Senator Segal: We had a witness from another academic institution who made the case that one is better of being poor on the farm than being poor in the city. Would you subscribe to that?

Mr. Klein: Yes.

Senator Segal: Why?

Mr. Klein: Because of some of the things I mentioned in my talk. There are support relationships out there. There is the ability to have the essentials of life. You do not find people out there who are homeless, or who have insufficient nutrition. You find people who have bad nutrition. I also want to mention that my remarks do not pertain to poverty in the Aboriginal communities, many of which are rural. That is a much more serious issue.

Senator Segal: The net worth number you included in your presentation, the $423,000, that is net of all debt?

Mr. Klein: Yes.

Senator Segal: Net of the mortgage, the operating line at the bank and other things. There is the assumption that there is someone to buy the farm at the $423,000?

Mr. Klein: That is true. These are capital values that are estimated and are never known until they are sold, that is true.
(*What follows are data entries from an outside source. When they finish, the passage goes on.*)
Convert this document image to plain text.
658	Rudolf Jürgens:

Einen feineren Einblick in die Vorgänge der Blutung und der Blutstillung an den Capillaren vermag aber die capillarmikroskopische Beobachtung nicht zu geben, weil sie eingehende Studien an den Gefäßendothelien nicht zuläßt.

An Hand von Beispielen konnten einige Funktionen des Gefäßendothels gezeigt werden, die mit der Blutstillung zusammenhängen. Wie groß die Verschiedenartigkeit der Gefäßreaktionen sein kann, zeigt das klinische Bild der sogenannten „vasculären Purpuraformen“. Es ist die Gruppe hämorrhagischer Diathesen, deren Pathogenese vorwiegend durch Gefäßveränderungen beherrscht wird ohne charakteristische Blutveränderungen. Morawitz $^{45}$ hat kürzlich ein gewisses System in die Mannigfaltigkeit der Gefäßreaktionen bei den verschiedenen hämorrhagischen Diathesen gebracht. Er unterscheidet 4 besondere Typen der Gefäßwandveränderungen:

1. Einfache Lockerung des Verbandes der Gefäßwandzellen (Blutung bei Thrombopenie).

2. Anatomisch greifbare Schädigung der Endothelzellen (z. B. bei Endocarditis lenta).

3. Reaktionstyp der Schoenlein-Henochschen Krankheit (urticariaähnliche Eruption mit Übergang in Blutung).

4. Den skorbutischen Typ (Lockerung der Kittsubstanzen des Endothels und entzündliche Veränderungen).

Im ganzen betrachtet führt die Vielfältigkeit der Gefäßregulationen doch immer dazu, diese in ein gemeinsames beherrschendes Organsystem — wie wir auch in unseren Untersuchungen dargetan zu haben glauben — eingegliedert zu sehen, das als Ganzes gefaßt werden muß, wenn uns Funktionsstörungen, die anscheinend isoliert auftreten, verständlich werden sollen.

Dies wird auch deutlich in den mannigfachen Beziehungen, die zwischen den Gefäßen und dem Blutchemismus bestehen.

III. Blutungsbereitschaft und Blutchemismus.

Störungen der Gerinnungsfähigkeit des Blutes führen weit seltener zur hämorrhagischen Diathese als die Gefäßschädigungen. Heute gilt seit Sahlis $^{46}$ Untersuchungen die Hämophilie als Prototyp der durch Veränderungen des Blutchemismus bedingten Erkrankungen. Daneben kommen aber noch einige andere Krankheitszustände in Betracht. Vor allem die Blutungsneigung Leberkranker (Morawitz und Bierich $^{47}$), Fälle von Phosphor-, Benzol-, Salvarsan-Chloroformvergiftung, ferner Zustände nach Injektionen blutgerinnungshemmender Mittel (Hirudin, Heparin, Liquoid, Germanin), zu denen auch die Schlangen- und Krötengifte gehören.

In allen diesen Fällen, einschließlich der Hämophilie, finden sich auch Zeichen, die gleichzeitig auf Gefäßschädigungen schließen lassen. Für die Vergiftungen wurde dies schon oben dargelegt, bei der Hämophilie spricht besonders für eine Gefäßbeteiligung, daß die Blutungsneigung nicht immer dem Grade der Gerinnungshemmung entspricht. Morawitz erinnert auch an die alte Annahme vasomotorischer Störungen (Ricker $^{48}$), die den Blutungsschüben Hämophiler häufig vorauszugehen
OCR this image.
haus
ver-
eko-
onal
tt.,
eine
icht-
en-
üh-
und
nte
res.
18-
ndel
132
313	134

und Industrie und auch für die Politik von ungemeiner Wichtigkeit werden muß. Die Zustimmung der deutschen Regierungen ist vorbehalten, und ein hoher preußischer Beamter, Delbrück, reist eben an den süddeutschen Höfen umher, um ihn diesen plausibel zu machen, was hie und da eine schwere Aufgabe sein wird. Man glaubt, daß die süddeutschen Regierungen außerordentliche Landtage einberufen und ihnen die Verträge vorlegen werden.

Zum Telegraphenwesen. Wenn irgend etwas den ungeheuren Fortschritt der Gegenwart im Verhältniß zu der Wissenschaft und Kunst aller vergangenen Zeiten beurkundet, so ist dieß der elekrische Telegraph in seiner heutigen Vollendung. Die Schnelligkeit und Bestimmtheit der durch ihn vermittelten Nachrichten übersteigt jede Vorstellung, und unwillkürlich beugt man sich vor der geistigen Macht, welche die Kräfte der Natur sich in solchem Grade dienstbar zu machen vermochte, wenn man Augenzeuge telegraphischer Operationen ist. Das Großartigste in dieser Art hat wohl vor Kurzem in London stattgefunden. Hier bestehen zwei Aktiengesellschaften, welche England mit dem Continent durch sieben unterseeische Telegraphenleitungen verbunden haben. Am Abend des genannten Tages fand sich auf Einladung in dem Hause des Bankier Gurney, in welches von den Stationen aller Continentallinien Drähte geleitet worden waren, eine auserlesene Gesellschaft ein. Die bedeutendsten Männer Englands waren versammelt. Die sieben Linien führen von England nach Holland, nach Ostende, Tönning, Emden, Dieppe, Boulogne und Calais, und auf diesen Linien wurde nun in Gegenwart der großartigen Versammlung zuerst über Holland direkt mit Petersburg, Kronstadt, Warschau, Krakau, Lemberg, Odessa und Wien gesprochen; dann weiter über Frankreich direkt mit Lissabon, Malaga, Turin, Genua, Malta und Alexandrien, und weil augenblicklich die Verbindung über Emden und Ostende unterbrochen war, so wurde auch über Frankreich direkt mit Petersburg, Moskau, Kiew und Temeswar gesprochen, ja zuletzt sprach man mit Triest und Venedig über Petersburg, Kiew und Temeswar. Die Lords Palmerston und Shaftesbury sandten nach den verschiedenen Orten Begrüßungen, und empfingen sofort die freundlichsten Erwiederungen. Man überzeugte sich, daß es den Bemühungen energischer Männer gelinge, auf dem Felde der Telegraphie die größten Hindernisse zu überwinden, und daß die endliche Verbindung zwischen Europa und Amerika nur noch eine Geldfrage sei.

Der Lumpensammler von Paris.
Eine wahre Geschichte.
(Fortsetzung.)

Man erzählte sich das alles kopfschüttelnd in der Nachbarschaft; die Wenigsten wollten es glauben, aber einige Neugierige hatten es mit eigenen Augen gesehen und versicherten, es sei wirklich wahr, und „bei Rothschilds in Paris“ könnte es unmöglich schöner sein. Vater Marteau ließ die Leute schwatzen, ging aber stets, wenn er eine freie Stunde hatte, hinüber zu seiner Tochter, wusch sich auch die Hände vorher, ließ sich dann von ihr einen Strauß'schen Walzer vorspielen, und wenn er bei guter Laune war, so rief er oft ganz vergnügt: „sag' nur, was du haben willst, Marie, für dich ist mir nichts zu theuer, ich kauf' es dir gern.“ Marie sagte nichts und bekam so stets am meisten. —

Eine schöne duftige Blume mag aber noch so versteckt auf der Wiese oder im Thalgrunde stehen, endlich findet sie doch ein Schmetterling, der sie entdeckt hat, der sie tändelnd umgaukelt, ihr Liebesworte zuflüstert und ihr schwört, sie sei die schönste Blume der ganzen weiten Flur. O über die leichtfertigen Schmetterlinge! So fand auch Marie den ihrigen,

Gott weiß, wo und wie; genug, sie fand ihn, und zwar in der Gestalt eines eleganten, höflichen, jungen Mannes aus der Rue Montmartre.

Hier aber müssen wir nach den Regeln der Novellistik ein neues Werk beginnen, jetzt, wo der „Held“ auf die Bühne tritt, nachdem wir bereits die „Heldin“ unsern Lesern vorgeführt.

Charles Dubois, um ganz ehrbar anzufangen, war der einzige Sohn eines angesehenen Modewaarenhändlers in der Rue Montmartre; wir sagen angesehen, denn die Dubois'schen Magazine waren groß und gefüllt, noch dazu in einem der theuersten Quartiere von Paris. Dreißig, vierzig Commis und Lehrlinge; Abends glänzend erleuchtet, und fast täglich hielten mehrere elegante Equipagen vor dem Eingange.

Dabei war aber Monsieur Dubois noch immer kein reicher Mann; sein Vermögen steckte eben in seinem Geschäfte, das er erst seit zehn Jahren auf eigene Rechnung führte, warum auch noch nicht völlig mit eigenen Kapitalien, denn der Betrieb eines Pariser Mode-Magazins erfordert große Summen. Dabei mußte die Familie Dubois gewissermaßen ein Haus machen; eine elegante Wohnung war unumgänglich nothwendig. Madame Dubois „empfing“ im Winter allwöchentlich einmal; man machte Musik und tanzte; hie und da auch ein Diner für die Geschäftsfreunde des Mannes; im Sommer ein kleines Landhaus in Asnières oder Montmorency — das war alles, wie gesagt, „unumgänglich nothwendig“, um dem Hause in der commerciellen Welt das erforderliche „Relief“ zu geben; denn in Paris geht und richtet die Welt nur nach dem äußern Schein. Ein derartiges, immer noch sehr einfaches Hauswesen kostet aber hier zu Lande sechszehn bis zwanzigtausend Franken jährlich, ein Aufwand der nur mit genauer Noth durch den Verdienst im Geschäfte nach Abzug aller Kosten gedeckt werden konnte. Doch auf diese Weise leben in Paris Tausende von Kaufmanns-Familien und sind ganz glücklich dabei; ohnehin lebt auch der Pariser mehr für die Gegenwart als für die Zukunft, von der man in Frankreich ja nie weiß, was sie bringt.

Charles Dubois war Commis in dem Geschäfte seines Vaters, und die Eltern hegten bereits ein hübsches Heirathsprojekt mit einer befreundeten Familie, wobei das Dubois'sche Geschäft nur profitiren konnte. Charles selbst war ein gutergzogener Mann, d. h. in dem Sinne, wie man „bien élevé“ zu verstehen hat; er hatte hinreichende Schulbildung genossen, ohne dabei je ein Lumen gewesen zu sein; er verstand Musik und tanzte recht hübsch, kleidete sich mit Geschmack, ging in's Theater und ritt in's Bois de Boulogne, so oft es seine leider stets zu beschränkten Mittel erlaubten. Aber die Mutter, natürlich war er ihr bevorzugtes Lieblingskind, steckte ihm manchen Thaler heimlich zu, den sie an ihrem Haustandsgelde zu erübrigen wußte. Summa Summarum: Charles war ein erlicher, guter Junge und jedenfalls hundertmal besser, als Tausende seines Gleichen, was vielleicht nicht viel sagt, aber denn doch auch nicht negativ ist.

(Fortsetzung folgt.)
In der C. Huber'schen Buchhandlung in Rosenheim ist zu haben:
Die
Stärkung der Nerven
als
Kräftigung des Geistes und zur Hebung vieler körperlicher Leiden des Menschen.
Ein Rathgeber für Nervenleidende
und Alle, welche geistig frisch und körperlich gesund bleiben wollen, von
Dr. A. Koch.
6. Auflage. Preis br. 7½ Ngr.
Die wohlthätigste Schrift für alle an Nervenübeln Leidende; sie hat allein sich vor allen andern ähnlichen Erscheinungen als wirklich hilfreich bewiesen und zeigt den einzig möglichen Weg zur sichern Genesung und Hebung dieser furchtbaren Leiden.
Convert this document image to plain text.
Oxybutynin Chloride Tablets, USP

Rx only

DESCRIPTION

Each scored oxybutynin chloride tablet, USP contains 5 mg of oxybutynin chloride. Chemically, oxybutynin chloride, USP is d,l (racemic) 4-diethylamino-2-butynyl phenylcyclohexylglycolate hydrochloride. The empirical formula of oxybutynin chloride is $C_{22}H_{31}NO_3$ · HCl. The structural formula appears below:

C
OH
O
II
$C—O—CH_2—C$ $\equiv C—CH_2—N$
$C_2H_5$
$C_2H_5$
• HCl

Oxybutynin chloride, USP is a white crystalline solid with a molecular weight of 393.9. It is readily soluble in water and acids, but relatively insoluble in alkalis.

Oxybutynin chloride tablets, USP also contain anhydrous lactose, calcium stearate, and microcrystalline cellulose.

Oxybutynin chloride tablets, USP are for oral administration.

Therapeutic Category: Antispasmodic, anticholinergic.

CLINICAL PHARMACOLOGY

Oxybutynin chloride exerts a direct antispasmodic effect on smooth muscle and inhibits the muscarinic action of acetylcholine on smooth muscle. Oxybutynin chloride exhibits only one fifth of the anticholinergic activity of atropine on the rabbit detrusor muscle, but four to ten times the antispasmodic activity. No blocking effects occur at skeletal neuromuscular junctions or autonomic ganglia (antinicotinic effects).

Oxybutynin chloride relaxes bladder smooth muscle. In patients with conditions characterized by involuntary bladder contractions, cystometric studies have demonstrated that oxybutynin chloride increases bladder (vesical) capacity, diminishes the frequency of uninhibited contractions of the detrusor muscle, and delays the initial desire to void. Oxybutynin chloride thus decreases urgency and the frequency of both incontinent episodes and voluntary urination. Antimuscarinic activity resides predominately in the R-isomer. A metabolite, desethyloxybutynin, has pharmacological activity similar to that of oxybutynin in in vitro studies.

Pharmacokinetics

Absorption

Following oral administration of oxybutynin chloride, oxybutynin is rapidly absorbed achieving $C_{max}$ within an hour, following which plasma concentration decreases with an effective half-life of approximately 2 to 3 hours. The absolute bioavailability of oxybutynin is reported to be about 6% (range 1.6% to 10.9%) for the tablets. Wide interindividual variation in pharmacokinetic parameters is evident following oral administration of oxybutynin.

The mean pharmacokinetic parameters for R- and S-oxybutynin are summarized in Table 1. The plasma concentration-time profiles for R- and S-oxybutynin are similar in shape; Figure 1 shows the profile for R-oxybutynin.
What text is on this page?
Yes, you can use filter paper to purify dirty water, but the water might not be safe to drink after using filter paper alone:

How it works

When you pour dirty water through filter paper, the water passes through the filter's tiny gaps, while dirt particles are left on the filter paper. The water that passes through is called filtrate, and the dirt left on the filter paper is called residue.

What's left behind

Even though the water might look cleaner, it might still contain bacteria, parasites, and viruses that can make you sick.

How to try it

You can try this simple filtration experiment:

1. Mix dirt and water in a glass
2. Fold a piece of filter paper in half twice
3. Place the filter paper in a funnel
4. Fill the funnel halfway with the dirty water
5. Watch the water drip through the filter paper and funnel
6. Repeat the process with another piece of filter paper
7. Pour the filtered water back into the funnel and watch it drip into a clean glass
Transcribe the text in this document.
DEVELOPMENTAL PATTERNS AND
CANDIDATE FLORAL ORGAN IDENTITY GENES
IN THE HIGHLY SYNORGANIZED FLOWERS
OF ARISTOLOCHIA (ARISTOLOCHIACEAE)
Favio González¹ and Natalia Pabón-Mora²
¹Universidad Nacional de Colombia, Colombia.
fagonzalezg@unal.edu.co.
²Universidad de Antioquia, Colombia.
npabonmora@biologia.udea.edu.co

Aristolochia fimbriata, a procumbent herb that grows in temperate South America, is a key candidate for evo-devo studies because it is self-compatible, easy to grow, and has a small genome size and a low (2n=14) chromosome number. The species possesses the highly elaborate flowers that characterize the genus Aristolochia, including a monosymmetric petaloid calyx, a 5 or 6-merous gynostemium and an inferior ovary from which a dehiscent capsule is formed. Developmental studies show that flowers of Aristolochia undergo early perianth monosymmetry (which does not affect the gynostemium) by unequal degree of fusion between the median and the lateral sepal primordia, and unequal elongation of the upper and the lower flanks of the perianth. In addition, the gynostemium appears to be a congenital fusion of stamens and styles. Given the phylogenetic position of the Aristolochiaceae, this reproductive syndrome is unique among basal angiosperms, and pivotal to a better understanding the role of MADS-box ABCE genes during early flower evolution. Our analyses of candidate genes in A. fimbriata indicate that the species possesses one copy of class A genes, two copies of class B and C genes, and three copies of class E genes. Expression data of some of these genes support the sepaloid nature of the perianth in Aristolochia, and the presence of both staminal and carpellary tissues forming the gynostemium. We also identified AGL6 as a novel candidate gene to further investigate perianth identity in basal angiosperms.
Senator Segal: Can we talk about the 17 per cent that you reference? They had off-farm incomes of $14,000 but lost about $7,000 on farming operations. You took the view that $7,000 was an insufficient number. Is the assessment telling us that farm incomes for low-income farm operations are depleting and that people are bringing more off-farm income to the farm to make up for the circumstance, so they are getting by in that way, hence another reason for us to be profoundly not concerned?

Mr. Klein: Virtually, all the income for most of the farms now comes from off-farm employment; certainly for the smaller farms, all their income comes from that. Those low-income farmers would be doing better if they just left the farm because they are having losses on the farm. These losses, you have to understand, also include depreciation and things that are not out-of-pocket expenditures. They are able to adjust because they delay replacement of machines. In fact, it does not affect their livelihoods as much as having to pay. It is not a continuous expense in that sense.

Senator Segal: I remember a dialogue that look place between the Government of Canada and the bankers who were trying to find a way for Olympia and York not to go bankrupt, that large development firm in Toronto, many years ago. One of the bankers took the view that there is a big difference between liquidity and solvency. When they came to the federal government for $250 million to bail out Olympia and York, the lecture the bank, which had not made prudential loans, offered was that there was no reason not to offer the money because it was a truly solvent company; it simply had a short-term liquidity problem. I recall having said to the banker at the time, ``We have all these farmers in Canada who do not have a solvency problem. They have compelling net worth; they just cannot make the payments. Yet you are delighted to seize their farms and equipment quickly. Why would the rules be different for a big development company in downtown Toronto than they are for the average farmer across Canada?''

Mr. Klein: I do not think it is different. Again, operating as a business, there are people who have cash flow difficulties and so on. I do not classify that as a poverty issue.

Senator Segal: I want to make sure I understand that construct. Having a cash flow problem is not necessarily a poverty issue?

Mr. Klein: No. Even a bankruptcy issue is not necessarily a poverty issue. To me, a poverty issue is one where people have an inadequate ability to acquire health care, food, shelter, clothing — the necessities of life.

Senator Segal: The Government of Canada introduced a farm options program some time ago, and it was for those farms that had, for whatever reason, a collapse in their revenue beneath $25,000 in total. It will take some time for the data to be analyzed and cross-checked, but some 16,000 farmers applied and received grants in the $10,000 range. They were in that $14,000 area of activity. I hear you saying and I want to understand that, just because someone has a collapse in farm income calculated in various different and appropriate ways, if they are living beneath what the low income cut-off says is necessary to sustain oneself and one's family that does not necessarily constitute poverty?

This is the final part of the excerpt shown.